Nuestro pueblo criticaba al Gobierno, a nuestros vecinos blancos y también entre sí, pero nunca a la Iglesia ni al cura, por muy malos que fueran. Es decir, nadie salvo Cheechum, que los odiaba a muerte. Yo me preguntaba por qué mi madre ni siquiera se mostraba crítica, porque si una niñita podía ver cómo era el cura en realidad, sin duda también ella podía. Pero mi madre lo aceptaba como aceptaba tantas otras cosas, porque era sagrado y de Dios. Y no un dios cualquiera, sino un dios católico. Cheechum solía decir, para burlarse, que este Dios nos sacaba más dinero que la Compañía de la Bahía de Hudson.

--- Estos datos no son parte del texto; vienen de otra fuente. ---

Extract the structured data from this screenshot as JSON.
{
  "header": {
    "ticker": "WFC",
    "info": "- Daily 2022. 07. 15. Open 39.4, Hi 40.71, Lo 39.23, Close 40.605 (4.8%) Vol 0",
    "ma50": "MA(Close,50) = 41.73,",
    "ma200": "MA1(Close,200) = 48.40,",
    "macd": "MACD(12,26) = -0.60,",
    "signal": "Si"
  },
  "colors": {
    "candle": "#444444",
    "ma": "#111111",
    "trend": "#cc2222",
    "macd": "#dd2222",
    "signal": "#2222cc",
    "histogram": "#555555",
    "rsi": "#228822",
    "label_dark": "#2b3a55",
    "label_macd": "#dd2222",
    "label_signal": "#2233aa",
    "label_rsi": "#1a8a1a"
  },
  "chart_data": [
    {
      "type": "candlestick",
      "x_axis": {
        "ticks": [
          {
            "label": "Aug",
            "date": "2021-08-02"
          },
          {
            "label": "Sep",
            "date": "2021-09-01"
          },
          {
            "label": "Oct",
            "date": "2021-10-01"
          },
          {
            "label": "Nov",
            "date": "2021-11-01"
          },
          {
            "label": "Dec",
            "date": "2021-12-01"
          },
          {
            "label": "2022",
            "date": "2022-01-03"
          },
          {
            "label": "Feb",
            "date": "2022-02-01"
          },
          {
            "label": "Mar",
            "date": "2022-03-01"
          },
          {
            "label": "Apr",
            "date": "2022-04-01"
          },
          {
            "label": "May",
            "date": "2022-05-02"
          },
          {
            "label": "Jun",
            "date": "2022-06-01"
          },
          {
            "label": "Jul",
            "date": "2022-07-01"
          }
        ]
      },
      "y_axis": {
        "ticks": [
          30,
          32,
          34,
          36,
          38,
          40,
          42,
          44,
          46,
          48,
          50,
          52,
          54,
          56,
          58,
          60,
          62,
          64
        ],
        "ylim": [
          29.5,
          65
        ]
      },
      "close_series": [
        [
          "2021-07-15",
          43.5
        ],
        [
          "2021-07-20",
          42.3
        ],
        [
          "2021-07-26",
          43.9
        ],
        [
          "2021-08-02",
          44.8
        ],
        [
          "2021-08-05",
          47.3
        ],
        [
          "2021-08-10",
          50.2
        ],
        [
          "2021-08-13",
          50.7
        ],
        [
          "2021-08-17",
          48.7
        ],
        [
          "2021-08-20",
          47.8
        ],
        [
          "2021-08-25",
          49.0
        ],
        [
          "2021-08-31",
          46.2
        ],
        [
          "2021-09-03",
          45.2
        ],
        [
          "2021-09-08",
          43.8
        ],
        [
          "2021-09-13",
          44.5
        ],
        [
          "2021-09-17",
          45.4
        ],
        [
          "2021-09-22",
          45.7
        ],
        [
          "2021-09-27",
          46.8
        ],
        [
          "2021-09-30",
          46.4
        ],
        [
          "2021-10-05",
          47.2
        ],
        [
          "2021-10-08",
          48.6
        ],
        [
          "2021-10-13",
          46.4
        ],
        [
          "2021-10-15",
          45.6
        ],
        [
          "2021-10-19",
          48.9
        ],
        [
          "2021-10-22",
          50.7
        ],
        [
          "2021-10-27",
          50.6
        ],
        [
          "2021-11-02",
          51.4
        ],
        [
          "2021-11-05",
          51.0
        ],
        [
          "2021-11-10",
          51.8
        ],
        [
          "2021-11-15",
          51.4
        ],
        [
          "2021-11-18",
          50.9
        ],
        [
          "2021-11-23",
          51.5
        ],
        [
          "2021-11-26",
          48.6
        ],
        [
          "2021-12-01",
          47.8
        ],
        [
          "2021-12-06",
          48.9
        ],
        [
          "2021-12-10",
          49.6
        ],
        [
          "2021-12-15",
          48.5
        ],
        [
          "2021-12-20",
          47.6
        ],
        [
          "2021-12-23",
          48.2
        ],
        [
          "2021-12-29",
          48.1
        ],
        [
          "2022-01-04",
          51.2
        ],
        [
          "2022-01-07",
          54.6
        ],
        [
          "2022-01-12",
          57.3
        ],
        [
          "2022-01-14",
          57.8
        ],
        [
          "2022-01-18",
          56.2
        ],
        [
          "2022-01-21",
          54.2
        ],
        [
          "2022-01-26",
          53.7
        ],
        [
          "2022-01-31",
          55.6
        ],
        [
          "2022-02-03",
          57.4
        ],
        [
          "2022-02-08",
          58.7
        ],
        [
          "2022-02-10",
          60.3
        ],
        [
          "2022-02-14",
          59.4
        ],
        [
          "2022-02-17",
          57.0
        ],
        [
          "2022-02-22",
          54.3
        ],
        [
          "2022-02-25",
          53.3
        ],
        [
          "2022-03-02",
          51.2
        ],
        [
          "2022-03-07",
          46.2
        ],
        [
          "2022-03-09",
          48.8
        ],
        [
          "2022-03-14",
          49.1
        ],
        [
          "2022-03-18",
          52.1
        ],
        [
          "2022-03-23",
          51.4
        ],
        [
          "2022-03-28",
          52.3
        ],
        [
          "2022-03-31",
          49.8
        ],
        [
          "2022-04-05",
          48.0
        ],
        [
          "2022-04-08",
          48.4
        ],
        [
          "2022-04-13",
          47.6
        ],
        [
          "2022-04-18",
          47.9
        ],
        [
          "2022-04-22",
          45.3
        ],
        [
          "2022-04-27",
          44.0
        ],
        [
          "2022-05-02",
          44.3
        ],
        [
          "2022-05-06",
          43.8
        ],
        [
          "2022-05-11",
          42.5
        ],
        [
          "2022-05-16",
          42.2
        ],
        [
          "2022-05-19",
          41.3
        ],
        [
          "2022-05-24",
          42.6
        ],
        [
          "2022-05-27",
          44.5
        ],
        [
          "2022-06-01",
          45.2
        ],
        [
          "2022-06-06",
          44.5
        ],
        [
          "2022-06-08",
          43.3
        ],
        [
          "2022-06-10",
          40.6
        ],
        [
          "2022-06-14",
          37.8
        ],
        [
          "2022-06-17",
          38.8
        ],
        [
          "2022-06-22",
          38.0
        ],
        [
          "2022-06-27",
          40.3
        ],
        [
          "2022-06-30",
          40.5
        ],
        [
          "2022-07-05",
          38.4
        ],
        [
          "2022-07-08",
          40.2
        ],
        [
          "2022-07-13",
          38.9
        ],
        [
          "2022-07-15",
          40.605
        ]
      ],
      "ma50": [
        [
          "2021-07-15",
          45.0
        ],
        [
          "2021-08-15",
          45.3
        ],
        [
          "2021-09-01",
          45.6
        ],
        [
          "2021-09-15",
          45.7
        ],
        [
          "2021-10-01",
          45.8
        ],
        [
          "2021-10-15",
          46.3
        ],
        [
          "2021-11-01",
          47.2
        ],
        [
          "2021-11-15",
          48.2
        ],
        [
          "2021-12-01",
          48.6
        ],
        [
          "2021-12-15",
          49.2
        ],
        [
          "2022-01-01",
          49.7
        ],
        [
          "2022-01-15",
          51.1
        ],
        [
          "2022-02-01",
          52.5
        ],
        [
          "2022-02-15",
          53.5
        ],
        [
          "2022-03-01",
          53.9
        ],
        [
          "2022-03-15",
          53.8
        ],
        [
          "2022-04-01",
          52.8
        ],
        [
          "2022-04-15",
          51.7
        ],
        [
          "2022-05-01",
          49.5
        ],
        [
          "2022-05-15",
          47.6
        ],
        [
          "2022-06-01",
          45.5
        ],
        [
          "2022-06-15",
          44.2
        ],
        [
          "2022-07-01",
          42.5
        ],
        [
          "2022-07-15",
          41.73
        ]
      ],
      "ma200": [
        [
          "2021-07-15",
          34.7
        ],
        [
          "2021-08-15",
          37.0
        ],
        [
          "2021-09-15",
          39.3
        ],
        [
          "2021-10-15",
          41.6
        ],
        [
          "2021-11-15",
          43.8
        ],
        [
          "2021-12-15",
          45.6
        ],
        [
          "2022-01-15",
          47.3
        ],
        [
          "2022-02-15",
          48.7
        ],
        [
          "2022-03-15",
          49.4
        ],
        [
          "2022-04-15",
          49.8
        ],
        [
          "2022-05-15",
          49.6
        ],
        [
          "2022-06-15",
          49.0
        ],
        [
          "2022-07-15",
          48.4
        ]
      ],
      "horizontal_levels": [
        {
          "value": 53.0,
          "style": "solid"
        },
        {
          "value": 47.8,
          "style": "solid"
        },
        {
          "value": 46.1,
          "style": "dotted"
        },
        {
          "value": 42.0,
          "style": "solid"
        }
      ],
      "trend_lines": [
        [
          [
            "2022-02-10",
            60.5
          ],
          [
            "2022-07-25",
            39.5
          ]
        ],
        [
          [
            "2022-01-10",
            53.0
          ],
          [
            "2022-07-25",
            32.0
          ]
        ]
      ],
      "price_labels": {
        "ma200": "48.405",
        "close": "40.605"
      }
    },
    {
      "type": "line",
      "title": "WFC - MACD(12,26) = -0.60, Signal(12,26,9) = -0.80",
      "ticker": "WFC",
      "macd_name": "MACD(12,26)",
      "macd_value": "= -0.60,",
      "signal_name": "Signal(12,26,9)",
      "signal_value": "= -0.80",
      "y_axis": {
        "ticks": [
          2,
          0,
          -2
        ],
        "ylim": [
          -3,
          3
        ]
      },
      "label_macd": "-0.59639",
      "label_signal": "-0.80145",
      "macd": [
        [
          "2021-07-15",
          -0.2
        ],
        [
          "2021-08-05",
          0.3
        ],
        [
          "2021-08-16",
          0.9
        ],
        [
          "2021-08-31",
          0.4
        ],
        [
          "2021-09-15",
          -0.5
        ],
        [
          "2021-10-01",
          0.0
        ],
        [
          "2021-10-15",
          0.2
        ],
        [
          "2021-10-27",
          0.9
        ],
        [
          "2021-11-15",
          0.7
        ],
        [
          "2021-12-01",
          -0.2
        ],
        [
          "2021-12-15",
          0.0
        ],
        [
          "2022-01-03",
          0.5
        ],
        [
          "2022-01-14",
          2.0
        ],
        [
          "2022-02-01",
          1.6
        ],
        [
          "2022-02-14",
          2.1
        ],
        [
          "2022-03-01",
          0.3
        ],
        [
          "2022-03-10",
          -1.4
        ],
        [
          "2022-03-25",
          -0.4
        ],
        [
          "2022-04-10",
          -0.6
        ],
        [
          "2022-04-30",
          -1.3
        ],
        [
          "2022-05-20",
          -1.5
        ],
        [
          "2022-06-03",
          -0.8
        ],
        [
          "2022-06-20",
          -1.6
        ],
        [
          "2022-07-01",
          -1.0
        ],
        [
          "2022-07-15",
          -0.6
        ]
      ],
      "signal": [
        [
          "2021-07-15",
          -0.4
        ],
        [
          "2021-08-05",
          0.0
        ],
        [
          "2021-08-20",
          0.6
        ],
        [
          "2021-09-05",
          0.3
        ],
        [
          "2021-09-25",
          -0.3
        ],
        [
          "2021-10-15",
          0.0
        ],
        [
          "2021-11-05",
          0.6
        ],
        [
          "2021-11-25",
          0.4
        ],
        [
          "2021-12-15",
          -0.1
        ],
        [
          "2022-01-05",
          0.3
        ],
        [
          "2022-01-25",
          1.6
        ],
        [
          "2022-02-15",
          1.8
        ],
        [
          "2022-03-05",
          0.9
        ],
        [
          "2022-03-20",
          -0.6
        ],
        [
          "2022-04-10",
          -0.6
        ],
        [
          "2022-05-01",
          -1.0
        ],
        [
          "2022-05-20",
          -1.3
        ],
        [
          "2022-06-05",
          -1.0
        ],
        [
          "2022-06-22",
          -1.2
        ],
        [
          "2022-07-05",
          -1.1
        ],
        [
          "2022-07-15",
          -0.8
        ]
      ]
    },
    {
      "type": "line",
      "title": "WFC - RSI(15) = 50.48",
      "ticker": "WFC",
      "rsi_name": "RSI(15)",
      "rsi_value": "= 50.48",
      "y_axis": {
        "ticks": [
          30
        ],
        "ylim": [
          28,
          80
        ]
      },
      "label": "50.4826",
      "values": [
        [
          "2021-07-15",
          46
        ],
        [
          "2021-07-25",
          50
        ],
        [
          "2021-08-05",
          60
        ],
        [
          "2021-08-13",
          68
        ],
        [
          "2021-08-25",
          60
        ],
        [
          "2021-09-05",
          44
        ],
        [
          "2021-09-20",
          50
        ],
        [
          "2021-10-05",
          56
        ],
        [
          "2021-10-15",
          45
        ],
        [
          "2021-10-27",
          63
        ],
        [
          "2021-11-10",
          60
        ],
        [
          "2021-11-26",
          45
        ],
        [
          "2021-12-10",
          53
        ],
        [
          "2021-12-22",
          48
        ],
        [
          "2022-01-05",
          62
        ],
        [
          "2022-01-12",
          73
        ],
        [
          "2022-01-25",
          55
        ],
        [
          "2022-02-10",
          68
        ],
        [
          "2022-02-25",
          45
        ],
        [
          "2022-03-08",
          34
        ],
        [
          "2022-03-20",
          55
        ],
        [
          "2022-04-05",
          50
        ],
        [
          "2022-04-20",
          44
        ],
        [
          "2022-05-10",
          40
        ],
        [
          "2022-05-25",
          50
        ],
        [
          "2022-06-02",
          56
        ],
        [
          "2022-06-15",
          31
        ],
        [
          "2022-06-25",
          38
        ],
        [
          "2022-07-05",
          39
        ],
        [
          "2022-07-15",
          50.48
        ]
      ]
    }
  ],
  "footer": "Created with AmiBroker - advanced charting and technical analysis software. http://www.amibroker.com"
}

Las reservas indias cercanas eran todas católicas salvo la de Sandy Lake, que era un bastión anglicano. Los Ahenikew, los Starblanket y los Bird, familias acomodadas y cultas, eran sus miembros más poderosos y siempre ejercían de jefes y consejeros. Un par de Ahenikew fueron ordenados pastores y algunas de las mujeres se casaron con pastores anglicanos.
La iglesia de la reserva se alzaba junto al lago y tenía un interior precioso, aunque no tan ornamentado como el de la iglesia católica de nuestro asentamiento. Cuando visitaba a mushom y kokum iba a misa con ellos. Mi imaginación se inspiraba aún más allí porque las monjas católicas siempre nos contaban que aquella iglesia anglicana la habían fundado fornicadores y adúlteros. En respuesta a mis preguntas, mi madre me contó que se referían a Enrique VIII, un rey malvado que había tenido que fundar una nueva religión para poder divorciarse de sus esposas y casarse con otras. Aunque supuestamente debía imaginármelo como un hombre malévolo y pecador, me gustaba porque me parecía una figura apasionante, aunque me decepcionara que perteneciese al pueblo indio y no al mestizo.